UC reaches tentative agreement with academic workers

EdSource

Michael Burke
December 16, 2022
The University of California reached a tentative labor deal on Friday with 36,000 academic workers, which if approved by members will end a strike that has lasted one month and disrupted the 10-campus system at the end of its fall term. The agreement gives increased pay and better benefits to teaching assistants and graduate student researchers.
“This is a positive step forward for the University and for our students, and I am grateful for the progress we have made together,” Michael Drake, UC’s systemwide president, said in a statement. “Our Academic Student Employees and Graduate Student Researchers are central to our academic enterprise and make incredible contributions to the University’s mission of research and education. These agreements will place our graduate student employees among the best supported in public higher education.”
The agreement will be voted on next week by the union’s members.
The contract would include raises of up to 66%, or $13,000 in annual pay at some campuses, said Tarini Hardikar, a member of the union’s bargaining team, in a statement. “In addition to incredible wage increases, the tentative agreements also include expanded benefits for parent workers, greater rights for international workers, protections against bullying and harassment, improvements to accessibility, workplace protections, and sustainable transit benefits.”

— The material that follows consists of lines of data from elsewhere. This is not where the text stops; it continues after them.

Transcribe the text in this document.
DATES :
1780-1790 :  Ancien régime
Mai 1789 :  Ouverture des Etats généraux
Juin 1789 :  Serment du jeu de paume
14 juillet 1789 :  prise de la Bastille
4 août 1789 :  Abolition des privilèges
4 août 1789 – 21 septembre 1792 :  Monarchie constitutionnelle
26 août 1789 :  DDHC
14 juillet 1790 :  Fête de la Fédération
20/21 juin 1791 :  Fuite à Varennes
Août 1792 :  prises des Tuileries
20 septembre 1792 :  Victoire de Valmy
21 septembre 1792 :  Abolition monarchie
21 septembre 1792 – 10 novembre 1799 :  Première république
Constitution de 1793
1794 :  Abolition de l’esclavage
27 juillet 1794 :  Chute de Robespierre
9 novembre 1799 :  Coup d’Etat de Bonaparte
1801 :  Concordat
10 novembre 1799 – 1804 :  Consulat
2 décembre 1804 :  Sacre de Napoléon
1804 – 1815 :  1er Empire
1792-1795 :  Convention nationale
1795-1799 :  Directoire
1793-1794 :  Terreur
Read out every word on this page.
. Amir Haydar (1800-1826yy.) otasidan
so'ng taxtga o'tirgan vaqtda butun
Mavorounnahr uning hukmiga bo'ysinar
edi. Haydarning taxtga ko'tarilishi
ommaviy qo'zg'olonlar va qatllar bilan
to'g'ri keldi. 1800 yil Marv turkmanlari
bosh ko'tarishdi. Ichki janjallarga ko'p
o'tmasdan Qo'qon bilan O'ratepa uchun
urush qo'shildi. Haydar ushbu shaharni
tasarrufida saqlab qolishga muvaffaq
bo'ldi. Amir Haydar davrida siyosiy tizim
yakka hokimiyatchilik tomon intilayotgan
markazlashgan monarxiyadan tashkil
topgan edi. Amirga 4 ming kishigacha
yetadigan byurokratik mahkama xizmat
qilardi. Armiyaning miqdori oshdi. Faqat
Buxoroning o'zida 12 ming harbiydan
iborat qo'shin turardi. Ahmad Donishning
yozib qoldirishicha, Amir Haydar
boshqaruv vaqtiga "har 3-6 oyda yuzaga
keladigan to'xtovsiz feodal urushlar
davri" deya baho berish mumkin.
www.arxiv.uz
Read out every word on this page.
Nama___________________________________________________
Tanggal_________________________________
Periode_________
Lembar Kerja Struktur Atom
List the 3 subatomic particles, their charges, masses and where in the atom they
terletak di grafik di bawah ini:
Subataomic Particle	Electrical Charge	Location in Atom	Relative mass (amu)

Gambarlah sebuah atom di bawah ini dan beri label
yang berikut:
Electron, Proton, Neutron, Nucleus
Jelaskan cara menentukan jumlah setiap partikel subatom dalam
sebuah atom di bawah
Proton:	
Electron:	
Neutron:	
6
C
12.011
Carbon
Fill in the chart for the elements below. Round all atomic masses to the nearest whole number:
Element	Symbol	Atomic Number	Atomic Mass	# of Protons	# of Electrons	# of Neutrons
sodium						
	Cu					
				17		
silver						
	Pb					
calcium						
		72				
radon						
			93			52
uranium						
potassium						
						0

The strike initially involved 48,000 workers. UC reached agreements in late November with postdocs and academic researchers.
As the remaining 36,000 workers approached a fifth week on strike, UC and the union agreed on Dec. 9 to enter mediation. Sacramento Mayor Darrell Steinberg was chosen as that mediator and helped the two sides resolve their outstanding issues.
Steinberg said in a statement Friday that the two sides “reached a principled solution” and “deserve enormous credit for what they did to transform graduate education in the world’s most dynamic university system.”
“The union fought hard to ensure that the university’s graduate students make a living wage at every campus community. They and the University achieved a new national standard for members,” he added.